Page 11. SEX
Sex was good and Mitchell was always keen, but even that had become habitual to me. I could forecast what was going to happen. At 10pm Mitchell would get up start clearing the cups away, and say, “I am going to brush my teeth.” I then felt pressured to follow. We would then lay down, lights out Mitchell would start touching and I would sometimes out of pressure go through with having sex. There was no spontaneity, no difference, no excitement.
Our sex life used to be good, it used to be exciting and spontaneous. Sex used to be various positions and last a long time. But it had vanished. I would suggest things, but they were wavered. I wanted, or rather I needed a connection to be able to enjoy sex. The only trouble is, I never even realised that connection was a big deal when it comes to sex. So, I would take it and be disappointed. It was always me that seemed to suggest different things, not just about sex but also life, hobbies, adventures. I wanted to try new experiences together, I was desperate for some connection. Grasping at anything that we could grab on to and just look at each other in amazement and think the same thing. I was waiting! Oh boy was I waiting!
I wanted to see passion, life, excitement and character. Where was it? It was driving me to despair!
I was exhausting all possibilities. I was sad, lonely, bored and, to be frank, I was thinking of leaving but at the same time I didn’t want to. I didn’t want to do that to Mitchell, but she would not listen to me! Why would she not hear me? There was a reason.
What I needed to do, or rather, what I should have done, was to sit her down and say to her in plain English: “I am not happy, things need to change, if there is no change then I am out, I do not want out but the options are becoming fewer daily.” That’s what I needed to do. Why didn’t I, because I was a chicken, because I was gutless?

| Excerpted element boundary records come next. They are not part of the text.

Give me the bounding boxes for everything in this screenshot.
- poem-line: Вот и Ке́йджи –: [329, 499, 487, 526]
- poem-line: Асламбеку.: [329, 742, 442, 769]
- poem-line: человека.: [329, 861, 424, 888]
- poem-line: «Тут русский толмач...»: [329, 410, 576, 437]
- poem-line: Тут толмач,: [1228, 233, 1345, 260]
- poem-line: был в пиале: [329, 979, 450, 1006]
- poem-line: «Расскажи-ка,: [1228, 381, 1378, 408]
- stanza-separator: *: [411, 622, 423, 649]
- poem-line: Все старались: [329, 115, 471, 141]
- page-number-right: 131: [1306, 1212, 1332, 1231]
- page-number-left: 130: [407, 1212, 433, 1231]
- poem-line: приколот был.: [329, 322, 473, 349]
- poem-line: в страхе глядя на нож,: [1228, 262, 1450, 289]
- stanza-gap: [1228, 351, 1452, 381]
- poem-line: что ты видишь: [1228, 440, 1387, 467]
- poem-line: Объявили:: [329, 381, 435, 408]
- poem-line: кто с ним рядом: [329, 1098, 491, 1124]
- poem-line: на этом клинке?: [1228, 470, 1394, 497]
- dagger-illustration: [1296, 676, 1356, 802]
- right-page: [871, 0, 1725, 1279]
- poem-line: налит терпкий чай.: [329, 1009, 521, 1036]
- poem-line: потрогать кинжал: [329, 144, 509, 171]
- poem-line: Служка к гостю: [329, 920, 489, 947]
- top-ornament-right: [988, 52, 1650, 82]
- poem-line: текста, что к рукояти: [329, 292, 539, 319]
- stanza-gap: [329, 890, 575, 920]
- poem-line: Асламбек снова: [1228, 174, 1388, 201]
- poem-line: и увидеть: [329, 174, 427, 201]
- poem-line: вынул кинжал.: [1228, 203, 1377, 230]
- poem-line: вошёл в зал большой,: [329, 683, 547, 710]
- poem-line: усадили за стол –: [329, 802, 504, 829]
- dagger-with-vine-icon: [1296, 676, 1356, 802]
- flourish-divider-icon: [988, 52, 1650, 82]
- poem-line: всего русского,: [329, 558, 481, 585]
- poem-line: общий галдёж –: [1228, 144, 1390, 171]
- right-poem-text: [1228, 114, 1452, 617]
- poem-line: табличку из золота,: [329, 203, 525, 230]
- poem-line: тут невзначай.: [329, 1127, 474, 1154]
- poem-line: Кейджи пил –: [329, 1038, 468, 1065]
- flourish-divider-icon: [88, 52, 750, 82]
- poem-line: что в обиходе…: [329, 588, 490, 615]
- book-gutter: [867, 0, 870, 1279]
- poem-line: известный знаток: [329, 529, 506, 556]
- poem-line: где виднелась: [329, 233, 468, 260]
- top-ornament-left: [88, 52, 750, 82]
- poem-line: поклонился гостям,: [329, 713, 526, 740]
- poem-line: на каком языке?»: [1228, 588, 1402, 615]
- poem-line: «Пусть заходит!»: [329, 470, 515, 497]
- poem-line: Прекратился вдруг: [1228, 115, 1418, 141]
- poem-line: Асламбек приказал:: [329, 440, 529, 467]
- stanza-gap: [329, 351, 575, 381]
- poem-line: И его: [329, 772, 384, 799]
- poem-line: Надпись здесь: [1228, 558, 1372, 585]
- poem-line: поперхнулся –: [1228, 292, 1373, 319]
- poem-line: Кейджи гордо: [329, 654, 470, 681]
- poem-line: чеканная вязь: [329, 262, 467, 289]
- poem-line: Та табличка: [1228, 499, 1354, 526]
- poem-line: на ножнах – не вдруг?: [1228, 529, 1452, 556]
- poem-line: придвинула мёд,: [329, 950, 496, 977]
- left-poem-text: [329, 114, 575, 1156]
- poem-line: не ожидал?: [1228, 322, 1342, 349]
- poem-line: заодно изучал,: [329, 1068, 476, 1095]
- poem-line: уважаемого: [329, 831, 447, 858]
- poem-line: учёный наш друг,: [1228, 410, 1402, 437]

Why was I gutless? Well, I will tell you. I did not want to hurt Mitchell. “What a crock of shit” I hear you shout as you laugh out loud. Think about it. I did not dislike Mitchell. I didn’t want to hurt Mitchell, why would I? I do not want to hurt people I like. Little did I know that I was going to hurt Mitchell in such a monumental way that she will most likely never fully recover.
I went a different way instead, the lying, deceitful way that in the end was X times more destructive that sitting her down and telling the truth. Have you heard of the old saying? The truth hurts. I didn’t want to hurt her.
I was not direct enough, I tried in my dumb way by hinting and suggesting, but I was not straight enough. So, what did I do? Well, that’s coming up!
So, I was finding that as we drifted apart we were, or at least I was, becoming increasingly and seemingly indifferent to Mitchell. I was looking for more and pressing for more. I was nagging for something and always wanting to do something. I was looking for a connection. I was bored and getting lonely. I was finding solace in other people and starting to be happier at work than I was at home. Home was boring to me. It was where I ate, slept and just watched TV. Nothing more, there was no joy at home.
I began to tell myself that people change over time and I realised that I had probably changed due to my job. I had been running a service for a considerable time and all was going well. The service performed. I had ploughed a lot of energy and time into that service to make it a success, that is how it was until the day I left, I am proud of that. The staff of about twenty-five were your typical staff, some great, some weird, some a pain in the arse, but it was going well. I never had any thoughts of an affair.
Now this is where it gets more interesting. One day I suggested taking on another service to my boss, as the service I was running had become efficacious and it could now just tick along nicely, so I may have been a little hungry for more.